Alih Kode (Code Switching) dan Campur Kode (Code Mixing)


Oleh: Angesti Palupiningsih, S. Pd.

Sebagai makhluk sosial, berinteraksi menjadi suatu hal yang tidak terhindarkan bagi manusia. Dalam berinteraksi, bahasa dibutuhkan sebagai sarana berkomunikasi. Di masyarakat komunikasi ini bisa berlangsung dalam lebih dari satu bahasa. Apalagi di era pesatnya perkembangan alat komunikasi sekarang ini. Minimal setiap orang mampu berkomunikasi dalam dua bahasa, bahasa daerah dan bahasa nasional atau bahasa pertama dan bahasa kedua. Seseorang yang menguasai lebih dari satu bahasa sadar atau tidak akan terkena efek/akibat dari penggunaan 2 (atau lebih) bahasa tersebut. Beberapa diantaranya adalah gejala alih kode dan campur kode.
Alih kode (code switching) adalah peristiwa peralihan dari satu kode (bahasa) ke kode yang lain dalam suatu peristiwa tutur (Nababan, 1984:32).
Contoh:
Situasi  : Palupi dan Agung sedang menunggu dimulainya rapat.
Palupi   : Lima menit lagi rapat dimulai, tapi tumben sekali Pilar belum datang.
Agung   : Tapi dia tadi bilang mau datang.
Palupi   : Itu dia datang. Woi,,tumben je mepet le mangkat. Seko ngendi?
Pilar     : Mampir ngomah sikek.

Dalam situasi di atas Palupi beralih kode dari Bahasa Indonesia ke Bahasa Jawa saat berbicara dengan Pilar, karena mereka berasal dari daerah yang sama, yaitu Yogyakarta.
            Sedangkan campur kode, (code mixing) menurut Nababan (1984: 32), adalah peristiwa saat seseorang mencampur dua (atau lebih) bahasa dalam suatu tindak tutur. Jadi, penutur menyelipkan kata-kata dari bahasa lain dalam kalimatnya ketika sedang memakai suatu bahasa tertentu.
Contoh:
Anggi    : Tadi waktu kuliah Pak Lanjar, saya chatting dengan orang Lombok
Dina      : Kuliah kok malah chatting dengan orang Lombok.
Anggi    : Habisnya kuliah tadi membosankan. Materi tidak bisa ditampilkan karena laptop Pak Lanjar LCD-nya rusak, ditambah AC mati, membuat ruangan terasa panas.
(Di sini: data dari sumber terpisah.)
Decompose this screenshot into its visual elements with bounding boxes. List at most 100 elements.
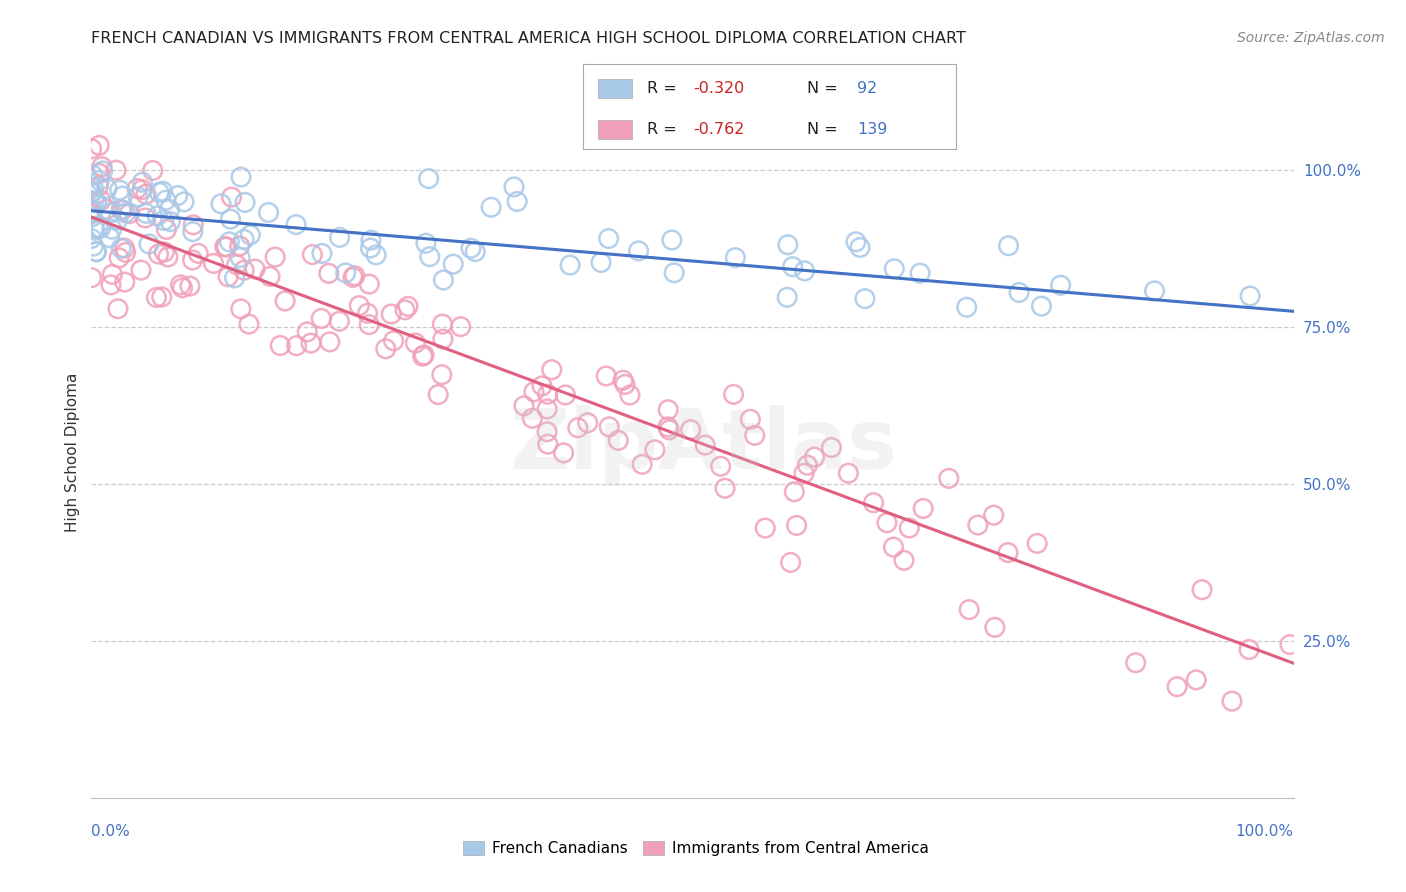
Point (214, 240, 236, 254)
Point (142, 163, 165, 178)
Point (567, 421, 589, 435)
Point (540, 362, 562, 376)
Point (595, 369, 617, 384)
Point (181, 253, 204, 268)
Point (356, 306, 378, 320)
Point (513, 399, 536, 413)
Point (531, 379, 554, 393)
Point (820, 441, 842, 455)
Point (257, 205, 280, 219)
Point (269, 338, 291, 352)
Point (108, 183, 131, 197)
Point (80, 206, 103, 220)
Point (912, 501, 935, 516)
Point (82, 168, 104, 182)
Point (181, 225, 204, 239)
Point (82, 239, 104, 253)
Point (114, 275, 136, 289)
Text: FRENCH CANADIAN VS IMMIGRANTS FROM CENTRAL AMERICA HIGH SCHOOL DIPLOMA CORRELATI: FRENCH CANADIAN VS IMMIGRANTS FROM CENTR… (91, 31, 966, 46)
Point (776, 237, 799, 252)
Point (614, 377, 637, 392)
Point (146, 209, 169, 223)
Point (845, 235, 868, 249)
Point (335, 266, 357, 280)
Point (522, 411, 544, 425)
Point (779, 556, 801, 570)
Point (503, 180, 526, 194)
Point (86, 195, 108, 210)
Point (644, 442, 666, 457)
Point (148, 247, 170, 261)
Point (432, 332, 454, 346)
Point (793, 264, 815, 278)
Text: Source: ZipAtlas.com: Source: ZipAtlas.com (1237, 31, 1385, 45)
Point (83, 223, 105, 237)
Point (100, 206, 122, 220)
FancyBboxPatch shape (599, 79, 631, 98)
Point (153, 245, 176, 260)
Point (108, 251, 131, 265)
Point (89, 138, 111, 153)
Point (169, 277, 191, 292)
Point (100, 277, 122, 292)
Point (359, 241, 381, 255)
Point (215, 240, 238, 254)
Point (460, 241, 482, 255)
Point (359, 277, 381, 291)
Point (202, 256, 225, 270)
Point (837, 466, 859, 480)
Point (173, 194, 195, 209)
Point (233, 263, 256, 277)
Point (657, 402, 679, 417)
Point (1026, 536, 1049, 550)
Point (166, 188, 188, 202)
Point (997, 238, 1019, 252)
Point (695, 438, 717, 452)
Point (1049, 278, 1071, 293)
Point (576, 416, 599, 430)
Point (98, 230, 121, 244)
Point (80, 202, 103, 216)
Text: 139: 139 (858, 121, 887, 136)
Point (419, 250, 441, 264)
Point (537, 437, 560, 451)
Point (80, 270, 103, 285)
Text: -0.762: -0.762 (693, 121, 745, 136)
Point (1185, 673, 1208, 687)
Text: R =: R = (647, 121, 682, 136)
Point (87, 179, 110, 194)
Point (155, 193, 177, 207)
Point (243, 262, 266, 277)
Point (295, 325, 318, 339)
Point (893, 553, 915, 567)
Point (342, 270, 364, 285)
Point (536, 401, 558, 416)
Point (114, 206, 136, 220)
Point (84, 244, 107, 259)
Y-axis label: High School Diploma: High School Diploma (65, 373, 80, 533)
Point (328, 314, 350, 328)
Point (415, 236, 437, 251)
Point (89, 173, 111, 187)
Point (380, 307, 402, 321)
Point (793, 467, 815, 481)
Point (221, 190, 243, 204)
Point (441, 257, 464, 271)
Point (849, 240, 872, 254)
Point (786, 518, 808, 533)
Point (714, 481, 737, 495)
Text: 0.0%: 0.0% (91, 824, 131, 838)
Point (744, 428, 766, 442)
Point (318, 266, 340, 280)
Point (159, 214, 181, 228)
Point (135, 187, 157, 202)
Point (506, 194, 529, 209)
Point (553, 446, 575, 460)
Point (218, 235, 240, 249)
Point (135, 206, 157, 220)
Point (1008, 285, 1031, 300)
Point (782, 260, 804, 274)
Point (1237, 642, 1260, 657)
Point (464, 244, 486, 259)
Point (359, 318, 381, 332)
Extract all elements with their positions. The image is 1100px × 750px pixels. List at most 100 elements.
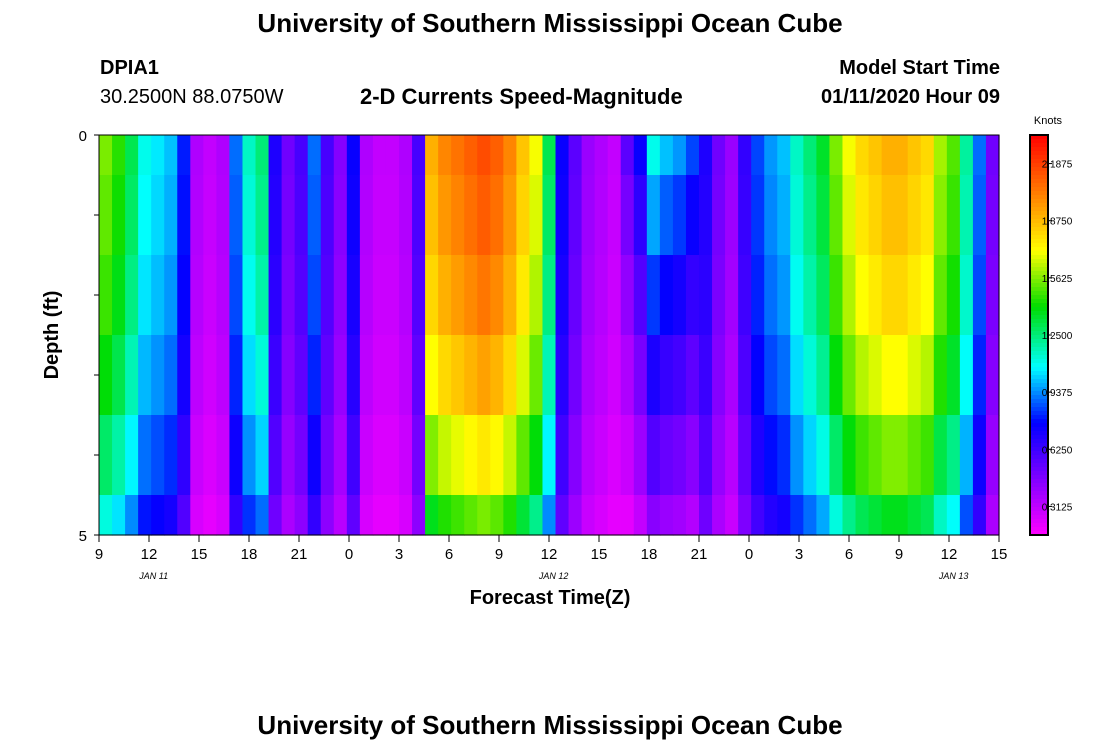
x-tick-label: 15: [591, 546, 608, 563]
station-coords: 30.2500N 88.0750W: [100, 86, 284, 108]
heatmap-cell: [346, 415, 361, 496]
heatmap-cell: [764, 175, 778, 256]
heatmap-cell: [164, 255, 178, 336]
heatmap-cell: [959, 135, 974, 176]
heatmap-cell: [229, 415, 244, 496]
heatmap-cell: [320, 335, 335, 416]
heatmap-cell: [385, 135, 400, 176]
heatmap-cell: [359, 135, 374, 176]
colorbar-segment: [1030, 191, 1048, 196]
x-tick-label: 9: [895, 546, 903, 563]
colorbar-segment: [1030, 515, 1048, 520]
heatmap-cell: [933, 135, 948, 176]
colorbar-segment: [1030, 431, 1048, 436]
heatmap-cell: [203, 255, 217, 336]
date-label: JAN 12: [538, 571, 569, 581]
heatmap-cell: [359, 495, 374, 536]
colorbar-segment: [1030, 235, 1048, 240]
heatmap-cell: [99, 175, 113, 256]
colorbar-segment: [1030, 155, 1048, 160]
heatmap-cell: [594, 255, 609, 336]
heatmap-cell: [151, 175, 165, 256]
heatmap-cell: [190, 255, 204, 336]
heatmap-cell: [633, 415, 648, 496]
footer-title: University of Southern Mississippi Ocean…: [257, 710, 843, 740]
heatmap-cell: [894, 335, 909, 416]
heatmap-cell: [125, 175, 139, 256]
heatmap-cell: [842, 335, 857, 416]
heatmap-cell: [516, 255, 531, 336]
heatmap-cell: [959, 255, 974, 336]
colorbar-tick-label: 1.8750: [1042, 217, 1073, 228]
colorbar-segment: [1030, 195, 1048, 200]
heatmap-cell: [672, 335, 687, 416]
colorbar-segment: [1030, 507, 1048, 512]
heatmap-cell: [425, 175, 439, 256]
colorbar-segment: [1030, 531, 1048, 536]
x-tick-label: 18: [641, 546, 658, 563]
heatmap-cell: [464, 175, 478, 256]
heatmap-cell: [881, 415, 896, 496]
heatmap-cell: [803, 175, 817, 256]
heatmap-cell: [829, 335, 844, 416]
colorbar-segment: [1030, 279, 1048, 284]
heatmap-cell: [451, 495, 465, 536]
heatmap-cell: [372, 255, 387, 336]
heatmap-cell: [477, 255, 491, 336]
heatmap-cell: [216, 135, 231, 176]
colorbar-segment: [1030, 219, 1048, 224]
heatmap-cell: [842, 135, 857, 176]
page-title: University of Southern Mississippi Ocean…: [257, 8, 843, 38]
colorbar-segment: [1030, 343, 1048, 348]
heatmap-cell: [751, 335, 765, 416]
heatmap-cell: [294, 175, 309, 256]
heatmap-cell: [99, 135, 113, 176]
colorbar-segment: [1030, 435, 1048, 440]
heatmap-cell: [216, 175, 231, 256]
heatmap-cell: [112, 255, 126, 336]
heatmap-cell: [216, 495, 231, 536]
heatmap-cell: [529, 415, 544, 496]
heatmap-cell: [685, 175, 700, 256]
heatmap-cell: [881, 335, 896, 416]
heatmap-cell: [112, 495, 126, 536]
heatmap-cell: [99, 495, 113, 536]
heatmap-cell: [268, 175, 283, 256]
heatmap-cell: [646, 415, 661, 496]
heatmap-cell: [516, 175, 531, 256]
heatmap-cell: [555, 255, 570, 336]
heatmap-cell: [985, 335, 1000, 416]
heatmap-cell: [985, 255, 1000, 336]
colorbar-segment: [1030, 483, 1048, 488]
colorbar-segment: [1030, 275, 1048, 280]
heatmap-cell: [346, 175, 361, 256]
colorbar-segment: [1030, 259, 1048, 264]
heatmap-cell: [372, 335, 387, 416]
colorbar-segment: [1030, 283, 1048, 288]
heatmap-cell: [829, 255, 844, 336]
heatmap-cell: [672, 415, 687, 496]
heatmap-cell: [699, 175, 713, 256]
heatmap-cell: [346, 495, 361, 536]
heatmap-cell: [281, 335, 296, 416]
heatmap-cell: [503, 255, 517, 336]
heatmap-cell: [112, 335, 126, 416]
colorbar-segment: [1030, 167, 1048, 172]
heatmap-cell: [294, 135, 309, 176]
x-tick-label: 18: [241, 546, 258, 563]
heatmap-cell: [868, 175, 883, 256]
colorbar-segment: [1030, 207, 1048, 212]
colorbar-segment: [1030, 387, 1048, 392]
colorbar-segment: [1030, 187, 1048, 192]
heatmap-cell: [933, 415, 948, 496]
colorbar-segment: [1030, 239, 1048, 244]
heatmap-cell: [672, 495, 687, 536]
heatmap-cell: [764, 415, 778, 496]
heatmap-cell: [255, 415, 270, 496]
heatmap-cell: [725, 335, 739, 416]
colorbar-segment: [1030, 299, 1048, 304]
heatmap-cell: [816, 255, 831, 336]
heatmap-cell: [268, 495, 283, 536]
heatmap-cell: [568, 255, 583, 336]
heatmap-cell: [372, 415, 387, 496]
Dalam percakapan Anggi dan Dina di atas, Anggi melakukan campur kode dengan menyisipkan kata-kata dalam bahasa asing (yang dicetak miring) dalam percakapannya yang memakai Bahasa Indonesia.
            Ada beberapa alasan mengapa orang melakukan alih kode atau campur kode. Seperti alasan solidaritas, penghormatan terhadap lawan bicara, sinyal keanggotaan (etnis), alih peran, mengutip, afektif, alasan metaporik, dan keterbatasan kosakata (Holmes, 1992). Dialog pertama di atas adalah contoh alasan sinyal keanggotaan, sedangkan dialog kedua adalah contoh alasan keterbatasan kosakata dalam bahasanya.